Gli oppositori delle due iniziative sulla «Buona scuola» affermano che il sistema politico è già ben rodato e che il potere legislativo (Gran Consiglio e Popolo) debba solo fissare il contesto generale (condizioni quadro) con cui il potere esecutivo (Governo e Amministrazione) possa attuare le leggi e operare, conformemente alla separazione dei poteri fissata nell’Art 4, cpv. 1 della Costituzione cantonale. Cosa si sente di obiettare a tal proposito?
Naturalmente la separazione dei poteri è importante, il Parlamento legifera, il Governo mette in atto. Ma nella fase precedente si è consapevolmente cambiata la Legge sulla scuola in modo da poter prescrivere il Piano di studio 21 elegantemente e senza discussioni, prendendo la via del decreto. Ora si critica che i deputati in Gran Consiglio si debbano esprimere sulla messa in opera, e si dice che si tratta di uno spostamento inammissibile delle competenze. Ma il Gran Consiglio è l’organo supremo, e come tale ha il compito di sorvegliare e, se necessario, di correggere l’attività del Governo.

Perché è così importante dire SÌ a queste due iniziative?
Possiamo limitare i danni e in futuro partecipare alle decisioni. Con le nostre due iniziative non possiamo eliminare il caos e abolire il Piano di studio 21, possiamo solo limitare i danni. Chiediamo infatti che siano introdotti entro due anni contenuti vincolanti e obiettivi annuali. Così influenziamo concretamente il Piano di studio e un gruppo di esperti in materia potrà proporre questi cambiamenti. Si tratta di ottenere di nuovo chiarezza su che cosa e in quale classe i bambini imparano a scuola. Anche i genitori vogliono saperlo.

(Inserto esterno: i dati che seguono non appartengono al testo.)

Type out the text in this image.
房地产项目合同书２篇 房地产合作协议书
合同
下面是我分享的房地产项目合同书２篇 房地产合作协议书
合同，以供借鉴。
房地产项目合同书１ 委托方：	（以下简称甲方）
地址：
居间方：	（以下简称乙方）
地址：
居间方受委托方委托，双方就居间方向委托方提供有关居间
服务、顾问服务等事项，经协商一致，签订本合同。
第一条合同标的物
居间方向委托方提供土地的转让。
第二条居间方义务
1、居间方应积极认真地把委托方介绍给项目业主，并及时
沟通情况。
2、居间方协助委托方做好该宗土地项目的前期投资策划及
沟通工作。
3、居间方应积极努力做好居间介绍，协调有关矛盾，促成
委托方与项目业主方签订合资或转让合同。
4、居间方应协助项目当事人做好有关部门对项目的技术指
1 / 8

E in futuro vogliamo la codecisione nel caso di riforme. La popolazione deve avere la possibilità di dare l’allarme in caso di bisogno o almeno di fare alcuni passi fuori dal vicolo cieco. L’iniziativa doppia dà finalmente nelle mani della popolazione un mezzo per dimostrare la loro indignazione per le conseguenze deleterie assunte dallo sviluppo della scuola, che già ora si può constatare. Si sa già da tempo che il concetto dell’orientamento verso le competenze è fallito, gli allievi sanno sempre di meno. Si sa anche che con le forme aperte di insegnamento si ottengono peggiori risultati. I bambini non sono ancora in grado di organizzare loro stessi l’apprendimento. In poche parole, le riforme degli ultimi 25 anni, che con il Piano di studio 21 hanno assunto lo stato di ufficialità, non hanno condotto a risultati positivi.